Se o amplificador foi projetado para trabalhar com:

4 Ω

não devemos assumir que qualquer carga será adequada.

A potência efetiva também depende de:

tensão da fonte

impedância

topologia do amplificador

distorção aceitável.

Números de potência anunciados em módulos baratos precisam ser interpretados com cuidado.

A caixa acústica também importa

Mesmo com uma ótima placa e um bom amplificador, o alto-falante instalado de qualquer maneira em uma caixa aleatória pode apresentar um resultado decepcionante.

A caixa influencia:

graves

ressonâncias

eficiência

resposta em frequência

vibrações

Para um pequeno projeto experimental, podemos começar com uma caixa simples.

Mas para buscar melhor qualidade, o gabinete acústico passa a fazer parte do projeto.

Podemos reaproveitar uma caixa de som antiga

Essa é uma aplicação excelente.

Imagine uma caixa amplificada antiga que ainda possui:

alto-falantes funcionando

amplificador funcionando

mas não possui:

Bluetooth

USB

microSD

FM moderno.

Podemos acrescentar a placa decodificadora e atualizar o equipamento.

A arquitetura fica:

placa nova → entrada do amplificador antigo → alto-falantes existentes

Esse tipo de módulo é vendido justamente para integração em caixas amplificadas, mini systems e aparelhos antigos.

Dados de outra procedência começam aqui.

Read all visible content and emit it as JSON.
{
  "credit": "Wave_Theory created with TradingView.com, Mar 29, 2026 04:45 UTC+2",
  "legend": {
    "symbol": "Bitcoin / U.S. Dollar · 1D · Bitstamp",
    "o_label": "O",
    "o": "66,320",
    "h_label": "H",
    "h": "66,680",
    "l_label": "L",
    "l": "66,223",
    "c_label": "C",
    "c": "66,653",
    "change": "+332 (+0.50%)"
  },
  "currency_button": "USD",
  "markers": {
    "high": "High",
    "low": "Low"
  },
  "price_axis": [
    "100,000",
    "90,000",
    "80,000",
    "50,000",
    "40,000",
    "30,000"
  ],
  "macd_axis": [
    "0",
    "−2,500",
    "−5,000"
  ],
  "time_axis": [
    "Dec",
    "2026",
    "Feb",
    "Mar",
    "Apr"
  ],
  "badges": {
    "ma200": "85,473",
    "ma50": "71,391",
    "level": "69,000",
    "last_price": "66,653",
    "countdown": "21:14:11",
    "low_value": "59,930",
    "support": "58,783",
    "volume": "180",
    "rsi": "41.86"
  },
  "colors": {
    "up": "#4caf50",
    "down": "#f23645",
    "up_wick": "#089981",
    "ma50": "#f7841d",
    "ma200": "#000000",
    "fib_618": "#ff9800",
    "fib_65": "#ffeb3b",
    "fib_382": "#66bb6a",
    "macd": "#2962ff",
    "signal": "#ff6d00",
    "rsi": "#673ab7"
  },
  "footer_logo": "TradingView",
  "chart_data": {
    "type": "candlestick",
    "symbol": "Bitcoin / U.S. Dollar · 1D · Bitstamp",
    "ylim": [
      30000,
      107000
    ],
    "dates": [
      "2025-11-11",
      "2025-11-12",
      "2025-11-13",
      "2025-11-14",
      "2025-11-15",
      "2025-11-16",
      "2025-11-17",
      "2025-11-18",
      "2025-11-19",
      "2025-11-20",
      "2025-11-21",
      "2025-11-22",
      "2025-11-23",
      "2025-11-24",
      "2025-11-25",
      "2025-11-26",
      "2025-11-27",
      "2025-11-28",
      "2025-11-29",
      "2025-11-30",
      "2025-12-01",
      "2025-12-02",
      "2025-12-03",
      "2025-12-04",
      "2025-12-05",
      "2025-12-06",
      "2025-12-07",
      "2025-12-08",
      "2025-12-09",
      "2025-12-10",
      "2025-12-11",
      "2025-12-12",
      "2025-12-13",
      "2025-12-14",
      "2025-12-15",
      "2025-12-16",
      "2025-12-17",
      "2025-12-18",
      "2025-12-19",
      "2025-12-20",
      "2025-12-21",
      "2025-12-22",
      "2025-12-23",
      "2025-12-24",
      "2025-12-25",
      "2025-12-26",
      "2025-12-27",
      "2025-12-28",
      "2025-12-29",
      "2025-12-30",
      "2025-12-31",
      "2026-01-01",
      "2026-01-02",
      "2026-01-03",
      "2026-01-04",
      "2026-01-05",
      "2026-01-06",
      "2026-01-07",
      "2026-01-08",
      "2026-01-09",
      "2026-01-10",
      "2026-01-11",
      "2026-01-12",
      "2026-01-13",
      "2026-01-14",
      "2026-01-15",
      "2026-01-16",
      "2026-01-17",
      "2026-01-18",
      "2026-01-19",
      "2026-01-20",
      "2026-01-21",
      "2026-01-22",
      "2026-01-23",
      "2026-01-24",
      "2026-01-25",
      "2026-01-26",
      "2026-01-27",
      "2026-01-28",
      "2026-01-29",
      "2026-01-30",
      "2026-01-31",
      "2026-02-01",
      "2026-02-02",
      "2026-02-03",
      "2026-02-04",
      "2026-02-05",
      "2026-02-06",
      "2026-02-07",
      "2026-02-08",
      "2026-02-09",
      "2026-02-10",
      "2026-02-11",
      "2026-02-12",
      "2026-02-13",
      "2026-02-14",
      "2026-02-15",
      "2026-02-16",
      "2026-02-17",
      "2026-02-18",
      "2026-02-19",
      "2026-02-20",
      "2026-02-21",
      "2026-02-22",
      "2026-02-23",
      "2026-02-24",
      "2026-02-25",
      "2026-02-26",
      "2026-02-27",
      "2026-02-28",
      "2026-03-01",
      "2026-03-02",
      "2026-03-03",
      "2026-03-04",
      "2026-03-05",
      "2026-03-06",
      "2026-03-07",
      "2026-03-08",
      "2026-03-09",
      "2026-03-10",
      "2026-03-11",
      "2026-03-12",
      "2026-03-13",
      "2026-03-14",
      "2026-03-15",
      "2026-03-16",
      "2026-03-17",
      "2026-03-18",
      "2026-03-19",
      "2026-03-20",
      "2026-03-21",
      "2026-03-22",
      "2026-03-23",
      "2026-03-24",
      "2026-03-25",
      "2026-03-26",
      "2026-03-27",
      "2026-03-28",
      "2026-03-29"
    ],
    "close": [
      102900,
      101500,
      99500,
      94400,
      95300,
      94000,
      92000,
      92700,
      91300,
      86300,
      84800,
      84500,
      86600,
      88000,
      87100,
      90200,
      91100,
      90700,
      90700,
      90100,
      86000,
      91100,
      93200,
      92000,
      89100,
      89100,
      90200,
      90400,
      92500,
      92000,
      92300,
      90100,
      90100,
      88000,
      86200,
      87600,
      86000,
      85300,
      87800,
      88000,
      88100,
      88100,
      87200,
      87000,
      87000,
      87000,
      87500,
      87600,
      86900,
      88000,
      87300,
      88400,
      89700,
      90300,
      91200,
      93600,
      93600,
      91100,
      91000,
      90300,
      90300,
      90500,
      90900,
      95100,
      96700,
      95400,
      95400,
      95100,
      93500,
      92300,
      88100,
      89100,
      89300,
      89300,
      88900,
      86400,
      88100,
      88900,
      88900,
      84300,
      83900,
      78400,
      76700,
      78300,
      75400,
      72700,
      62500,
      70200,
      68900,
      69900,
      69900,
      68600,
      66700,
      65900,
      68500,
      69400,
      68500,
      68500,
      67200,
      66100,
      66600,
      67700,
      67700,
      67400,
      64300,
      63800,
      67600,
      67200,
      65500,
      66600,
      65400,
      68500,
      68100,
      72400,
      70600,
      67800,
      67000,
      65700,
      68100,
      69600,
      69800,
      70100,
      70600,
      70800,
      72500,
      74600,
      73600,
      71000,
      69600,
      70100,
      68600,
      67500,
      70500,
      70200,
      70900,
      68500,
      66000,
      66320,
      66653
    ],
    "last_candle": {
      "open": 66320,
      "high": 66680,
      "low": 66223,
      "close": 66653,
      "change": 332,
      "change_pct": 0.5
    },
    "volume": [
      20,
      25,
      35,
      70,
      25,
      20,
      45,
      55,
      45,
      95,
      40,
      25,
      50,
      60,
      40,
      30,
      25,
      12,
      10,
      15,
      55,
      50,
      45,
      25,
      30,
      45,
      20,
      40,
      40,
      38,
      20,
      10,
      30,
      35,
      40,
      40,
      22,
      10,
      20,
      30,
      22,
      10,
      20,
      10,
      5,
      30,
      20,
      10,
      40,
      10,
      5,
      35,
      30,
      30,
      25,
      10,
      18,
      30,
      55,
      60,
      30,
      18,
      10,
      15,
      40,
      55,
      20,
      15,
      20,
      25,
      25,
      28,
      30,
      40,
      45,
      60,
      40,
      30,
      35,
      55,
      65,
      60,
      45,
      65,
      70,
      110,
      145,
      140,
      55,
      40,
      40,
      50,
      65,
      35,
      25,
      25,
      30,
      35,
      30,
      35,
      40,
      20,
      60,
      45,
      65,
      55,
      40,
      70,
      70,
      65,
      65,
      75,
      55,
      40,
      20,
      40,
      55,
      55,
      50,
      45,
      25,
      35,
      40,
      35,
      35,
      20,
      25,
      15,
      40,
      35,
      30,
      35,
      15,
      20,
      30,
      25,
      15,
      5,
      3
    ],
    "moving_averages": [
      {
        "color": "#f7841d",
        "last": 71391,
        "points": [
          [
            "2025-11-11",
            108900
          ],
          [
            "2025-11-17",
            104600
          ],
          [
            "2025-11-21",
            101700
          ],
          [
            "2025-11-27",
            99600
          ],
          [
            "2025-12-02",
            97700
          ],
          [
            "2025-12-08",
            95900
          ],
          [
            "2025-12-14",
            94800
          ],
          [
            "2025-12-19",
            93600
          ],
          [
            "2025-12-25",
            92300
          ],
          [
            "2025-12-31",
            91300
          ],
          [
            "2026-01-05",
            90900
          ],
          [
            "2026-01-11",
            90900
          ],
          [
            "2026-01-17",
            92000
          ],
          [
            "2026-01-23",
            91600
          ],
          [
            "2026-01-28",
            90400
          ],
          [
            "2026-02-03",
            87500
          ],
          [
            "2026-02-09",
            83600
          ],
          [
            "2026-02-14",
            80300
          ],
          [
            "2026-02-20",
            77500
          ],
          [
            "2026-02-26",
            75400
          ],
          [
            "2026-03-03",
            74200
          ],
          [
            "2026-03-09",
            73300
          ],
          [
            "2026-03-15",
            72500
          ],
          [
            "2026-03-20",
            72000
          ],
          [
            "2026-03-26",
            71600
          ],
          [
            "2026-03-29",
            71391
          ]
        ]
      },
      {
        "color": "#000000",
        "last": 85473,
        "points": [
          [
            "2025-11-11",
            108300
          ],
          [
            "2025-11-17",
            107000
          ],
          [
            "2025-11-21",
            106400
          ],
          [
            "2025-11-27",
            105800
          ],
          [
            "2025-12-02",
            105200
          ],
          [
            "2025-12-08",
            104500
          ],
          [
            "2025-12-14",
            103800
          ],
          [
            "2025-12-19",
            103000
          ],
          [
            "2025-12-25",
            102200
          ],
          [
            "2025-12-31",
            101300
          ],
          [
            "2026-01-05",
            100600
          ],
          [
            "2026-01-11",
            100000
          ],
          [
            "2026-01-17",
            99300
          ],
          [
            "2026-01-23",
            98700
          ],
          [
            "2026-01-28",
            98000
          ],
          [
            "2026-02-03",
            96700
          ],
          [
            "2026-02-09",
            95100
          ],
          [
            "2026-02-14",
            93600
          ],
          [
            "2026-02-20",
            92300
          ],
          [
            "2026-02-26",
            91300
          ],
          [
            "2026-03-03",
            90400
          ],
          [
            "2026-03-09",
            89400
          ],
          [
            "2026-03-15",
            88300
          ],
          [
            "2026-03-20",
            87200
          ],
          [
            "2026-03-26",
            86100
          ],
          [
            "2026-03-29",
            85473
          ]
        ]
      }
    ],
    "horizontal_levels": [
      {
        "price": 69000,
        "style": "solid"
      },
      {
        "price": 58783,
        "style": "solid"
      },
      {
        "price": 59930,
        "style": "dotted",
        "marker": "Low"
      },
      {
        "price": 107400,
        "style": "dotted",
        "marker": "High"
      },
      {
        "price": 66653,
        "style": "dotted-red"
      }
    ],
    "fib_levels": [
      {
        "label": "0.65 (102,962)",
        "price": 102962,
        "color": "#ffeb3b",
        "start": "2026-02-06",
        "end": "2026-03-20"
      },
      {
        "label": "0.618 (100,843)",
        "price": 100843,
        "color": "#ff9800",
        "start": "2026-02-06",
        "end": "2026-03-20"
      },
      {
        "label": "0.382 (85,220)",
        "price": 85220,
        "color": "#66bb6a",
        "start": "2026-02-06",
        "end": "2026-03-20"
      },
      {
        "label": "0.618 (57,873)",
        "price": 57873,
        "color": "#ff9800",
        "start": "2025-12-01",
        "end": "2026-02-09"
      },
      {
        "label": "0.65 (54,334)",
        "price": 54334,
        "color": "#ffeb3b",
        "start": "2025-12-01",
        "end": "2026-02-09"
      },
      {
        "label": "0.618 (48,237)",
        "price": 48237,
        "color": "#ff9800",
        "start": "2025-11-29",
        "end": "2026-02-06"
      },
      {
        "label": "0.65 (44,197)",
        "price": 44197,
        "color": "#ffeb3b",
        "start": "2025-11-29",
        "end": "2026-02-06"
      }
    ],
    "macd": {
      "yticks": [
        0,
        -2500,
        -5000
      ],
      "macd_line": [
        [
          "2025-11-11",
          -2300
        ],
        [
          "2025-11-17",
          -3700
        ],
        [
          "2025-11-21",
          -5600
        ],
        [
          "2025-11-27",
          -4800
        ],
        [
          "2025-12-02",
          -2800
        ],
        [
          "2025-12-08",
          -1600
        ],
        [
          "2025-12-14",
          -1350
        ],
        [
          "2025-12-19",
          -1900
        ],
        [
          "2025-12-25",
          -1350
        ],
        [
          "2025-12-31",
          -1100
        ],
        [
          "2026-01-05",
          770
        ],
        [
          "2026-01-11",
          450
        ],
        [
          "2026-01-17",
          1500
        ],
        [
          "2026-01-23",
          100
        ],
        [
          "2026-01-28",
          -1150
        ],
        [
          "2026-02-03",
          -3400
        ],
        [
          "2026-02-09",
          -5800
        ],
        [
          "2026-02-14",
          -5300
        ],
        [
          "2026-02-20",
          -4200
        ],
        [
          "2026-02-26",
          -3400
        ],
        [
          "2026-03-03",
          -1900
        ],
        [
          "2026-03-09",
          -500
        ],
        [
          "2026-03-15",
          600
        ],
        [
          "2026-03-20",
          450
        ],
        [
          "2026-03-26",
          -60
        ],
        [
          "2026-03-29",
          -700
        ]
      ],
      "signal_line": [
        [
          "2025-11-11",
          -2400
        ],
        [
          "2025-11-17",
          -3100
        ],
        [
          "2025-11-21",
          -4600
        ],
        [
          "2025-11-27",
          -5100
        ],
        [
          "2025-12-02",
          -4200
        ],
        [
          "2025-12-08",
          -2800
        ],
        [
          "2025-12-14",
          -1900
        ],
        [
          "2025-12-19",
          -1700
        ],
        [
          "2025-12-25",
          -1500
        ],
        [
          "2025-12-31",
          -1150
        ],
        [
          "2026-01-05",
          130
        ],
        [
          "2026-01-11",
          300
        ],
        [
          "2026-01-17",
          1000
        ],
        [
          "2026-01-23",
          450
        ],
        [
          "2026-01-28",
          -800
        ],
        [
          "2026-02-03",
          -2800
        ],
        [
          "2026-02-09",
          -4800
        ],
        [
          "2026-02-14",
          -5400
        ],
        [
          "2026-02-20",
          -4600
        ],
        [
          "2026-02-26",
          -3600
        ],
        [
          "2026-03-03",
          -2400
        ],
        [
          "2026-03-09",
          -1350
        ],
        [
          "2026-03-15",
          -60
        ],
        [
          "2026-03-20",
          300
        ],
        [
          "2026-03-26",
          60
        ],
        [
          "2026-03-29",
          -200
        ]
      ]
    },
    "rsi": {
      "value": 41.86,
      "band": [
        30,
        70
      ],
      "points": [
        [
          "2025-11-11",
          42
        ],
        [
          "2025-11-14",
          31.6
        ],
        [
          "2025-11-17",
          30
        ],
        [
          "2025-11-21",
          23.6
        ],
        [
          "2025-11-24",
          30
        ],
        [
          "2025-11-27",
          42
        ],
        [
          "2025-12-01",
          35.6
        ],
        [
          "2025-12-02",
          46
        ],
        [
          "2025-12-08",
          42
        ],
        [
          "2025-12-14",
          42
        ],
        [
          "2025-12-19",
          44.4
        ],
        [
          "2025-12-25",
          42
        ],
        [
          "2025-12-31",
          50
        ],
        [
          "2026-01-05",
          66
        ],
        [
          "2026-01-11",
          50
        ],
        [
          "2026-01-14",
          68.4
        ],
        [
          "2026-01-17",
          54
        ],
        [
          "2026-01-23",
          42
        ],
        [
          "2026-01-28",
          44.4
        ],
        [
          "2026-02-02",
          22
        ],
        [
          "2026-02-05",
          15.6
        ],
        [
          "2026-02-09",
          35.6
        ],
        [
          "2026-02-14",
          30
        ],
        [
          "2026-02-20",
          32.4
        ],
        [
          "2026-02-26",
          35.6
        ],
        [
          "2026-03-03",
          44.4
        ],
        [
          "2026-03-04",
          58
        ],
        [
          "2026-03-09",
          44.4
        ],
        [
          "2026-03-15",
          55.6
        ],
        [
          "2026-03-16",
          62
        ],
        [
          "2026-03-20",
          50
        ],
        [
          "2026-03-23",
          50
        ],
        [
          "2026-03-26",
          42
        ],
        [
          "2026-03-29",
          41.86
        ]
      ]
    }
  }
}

Também podemos construir tudo do zero

Outra possibilidade é partir apenas de:

gabinete

placa decodificadora

módulo amplificador

fonte

alto-falantes

Podemos instalar o painel na parte frontal:

┌──────────────────────────────┐
│ USB   SD   DISPLAY   AUX     │
│   ◀   ▶   MODE   PLAY       │
│                              │
│        ALTO-FALANTE          │
│                              │
└──────────────────────────────┘

Na parte interna:

placa decodificadora

amplificador

alto-falantes

O resultado já se aproxima bastante de uma pequena caixa Bluetooth comercial.

Uma ideia interessante para reaproveitamento

Também podemos reaproveitar:

caixa acústica antiga

gabinete de equipamento quebrado

alto-falantes retirados de sucata

fontes adequadas

conectores

Esse tipo de projeto é especialmente interessante porque reúne eletrônica e montagem mecânica.

Precisamos:

fazer a abertura do painel

fixar a placa

instalar chave

passar fios

organizar fonte e amplificador

fixar os alto-falantes

Ou seja, a placa decodificadora é apenas o início.

Veja a placa no vídeo

No vídeo abaixo mostro uma placa decodificadora USB, MP3, FM, auxiliar e Bluetooth e como ela pode ser utilizada para montar uma pequena caixa amplificada ativa.

O interessante desses módulos é justamente a quantidade de funções reunidas em uma placa pequena.

O que antes exigiria vários circuitos separados:

receptor Bluetooth

player MP3

leitor USB

rádio FM

controle remoto

display

hoje pode estar concentrado em um único módulo.

Um projeto simples que ensina bastante

À primeira vista, parece apenas:

“ligar uma placa em um alto-falante”.

Mas quando fazemos o projeto corretamente, precisamos compreender:

nível de linha

amplificação de potência

alimentação

corrente

estéreo e mono

aterramento

impedância

alto-falantes

montagem mecânica

controle de ruído

É justamente isso que torna esse tipo de montagem tão interessante para aprender eletrônica aplicada ao áudio.

Com poucos módulos conseguimos construir algo realmente utilizável — e ao mesmo tempo entender melhor o caminho que o áudio percorre desde o arquivo ou Bluetooth até finalmente movimentar o cone do alto-falante.